Langue de liberté dans l’imaginaire des palestiniens, langue d’insertion professionnelle pour les habitants de Jérusalem ou de Bethleem, ou encore langue d’espoir dans les camps de réfugiés de Naplouse, où elle apporte une véritable bouffée d’air frais :  si le français n’a pas eu un impact significatif sur l’histoire palestinienne par le passé, il jouit dans la région d’une image extrêmement positive et les débouchés qu’il offre sont bien réels.

En 2012-2013, grâce notamment au soutien financier de la Fondation AnBer, Biblionef avait pu offrir 8 000 livres aux Instituts français des Territoires palestiniens afin d’enrichir leurs activités de lecture publique et les cours de français proposés tout au long de l’année dans leurs locaux mais aussi dans des établissements scolaires partenaires. Ces dotations, très appréciées, avaient répondu à la soif de lecture de nombreux enfants et des adolescents jusqu’alors très éloignés du livre : « Il fallait voir la joie des enfants et de leurs professeurs lorsqu’ils ont reçu ces très beaux livres, c’est un vrai encouragement pour eux » nous avait alors écrit Ihab Abou Maamar, médiathécaire de l’IF de Gaza.

Encouragée par les résultats très positifs de cette première collaboration, Biblionef a repris contact avec l’Institut français de Jérusalem à la rentrée 2017 en lui proposant de renouveler son soutien grâce à une nouvelle dotation de 3 600 livres neufs et choisis pour la jeunesse palestinienne.

Avec ses antennes à Gaza, Naplouse et Ramallah, et en partenariat avec l’Institut français de Nazareth et l’Alliance française de Bethléem, l’Institut français de Jérusalem veille ainsi depuis mars dernier à la répartition de 3 600 ouvrages neufs parmi 7 établissements de la région.
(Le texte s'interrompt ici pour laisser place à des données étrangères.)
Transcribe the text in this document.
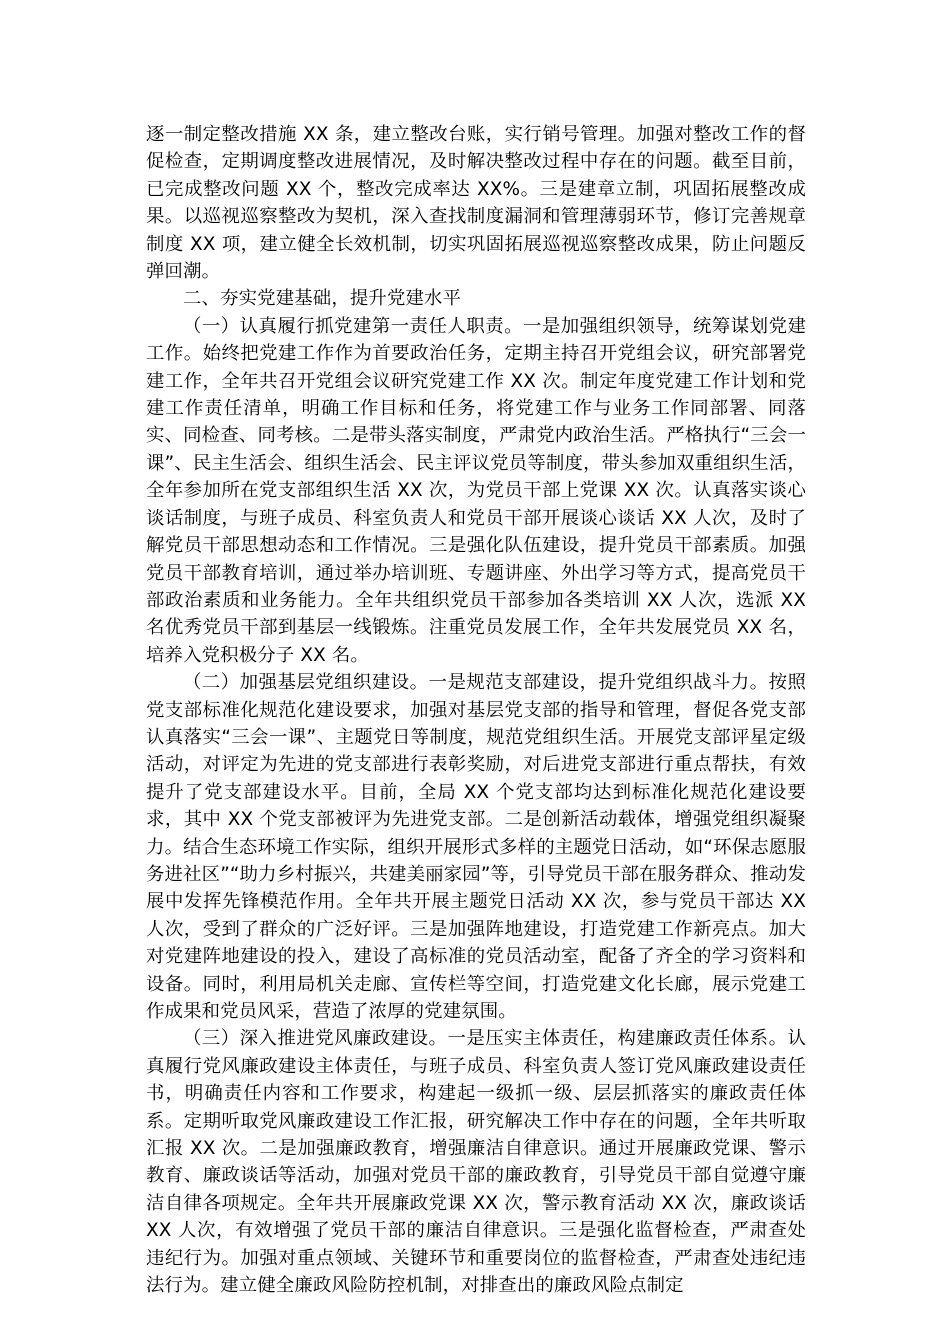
逐一制定整改措施 XX 条，建立整改台账，实行销号管理。加强对整改工作的督促检查，定期调度整改进展情况，及时解决整改过程中存在的问题。截至目前，已完成整改问题 XX 个，整改完成率达 XX%。三是建章立制，巩固拓展整改成果。以巡视巡察整改为契机，深入查找制度漏洞和管理薄弱环节，修订完善规章制度 XX 项，建立健全长效机制，切实巩固拓展巡视巡察整改成果，防止问题反弹回潮。

二、夯实党建基础，提升党建水平

（一）认真履行抓党建第一责任人职责。一是加强组织领导，统筹谋划党建工作。始终把党建工作作为首要政治任务，定期主持召开党组会议，研究部署党建工作，全年共召开党组会议研究党建工作 XX 次。制定年度党建工作计划和党建工作责任清单，明确工作目标和任务，将党建工作与业务工作同部署、同落实、同检查、同考核。二是带头落实制度，严肃党内政治生活。严格执行“三会一课”、民主生活会、组织生活会、民主评议党员等制度，带头参加双重组织生活，全年参加所在党支部组织生活 XX 次，为党员干部上党课 XX 次。认真落实谈心谈话制度，与班子成员、科室负责人和党员干部开展谈心谈话 XX 人次，及时了解党员干部思想动态和工作情况。三是强化队伍建设，提升党员干部素质。加强党员干部教育培训，通过举办培训班、专题讲座、外出学习等方式，提高党员干部政治素质和业务能力。全年共组织党员干部参加各类培训 XX 人次，选派 XX 名优秀党员干部到基层一线锻炼。注重党员发展工作，全年共发展党员 XX 名，培养入党积极分子 XX 名。

（二）加强基层党组织建设。一是规范支部建设，提升党组织战斗力。按照党支部标准化规范化建设要求，加强对基层党支部的指导和管理，督促各党支部认真落实“三会一课”、主题党日等制度，规范党组织生活。开展党支部评星定级活动，对评定为先进的党支部进行表彰奖励，对后进党支部进行重点帮扶，有效提升了党支部建设水平。目前，全局 XX 个党支部均达到标准化规范化建设要求，其中 XX 个党支部被评为先进党支部。二是创新活动载体，增强党组织凝聚力。结合生态环境工作实际，组织开展形式多样的主题党日活动，如“环保志愿服务进社区”“助力乡村振兴，共建美丽家园”等，引导党员干部在服务群众、推动发展中发挥先锋模范作用。全年共开展主题党日活动 XX 次，参与党员干部达 XX 人次，受到了群众的广泛好评。三是加强阵地建设，打造党建工作新亮点。加大对党建阵地建设的投入，建设了高标准的党员活动室，配备了齐全的学习资料和设备。同时，利用局机关走廊、宣传栏等空间，打造党建文化长廊，展示党建工作成果和党员风采，营造了浓厚的党建氛围。

（三）深入推进党风廉政建设。一是压实主体责任，构建廉政责任体系。认真履行党风廉政建设主体责任，与班子成员、科室负责人签订党风廉政建设责任书，明确责任内容和工作要求，构建起一级抓一级、层层抓落实的廉政责任体系。定期听取党风廉政建设工作汇报，研究解决工作中存在的问题，全年共听取汇报 XX 次。二是加强廉政教育，增强廉洁自律意识。通过开展廉政党课、警示教育、廉政谈话等活动，加强对党员干部的廉政教育，引导党员干部自觉遵守廉洁自律各项规定。全年共开展廉政党课 XX 次，警示教育活动 XX 次，廉政谈话 XX 人次，有效增强了党员干部的廉洁自律意识。三是强化监督检查，严肃查处违纪行为。加强对重点领域、关键环节和重要岗位的监督检查，严肃查处违纪违法行为。建立健全廉政风险防控机制，对排查出的廉政风险点制定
Cette action d’envergure permet ainsi aux médiathèques de renouveler leurs fonds tout en proposant de nouvelles animations ; et surtout il offre aux jeunes palestiniens une chance de développer le plaisir de la lecture et d’aiguiser leur goût pour l’apprentissage du français. A ce jour, les livres sont encore en cours de tri et en transit pour atteindre chacune des structures concernées.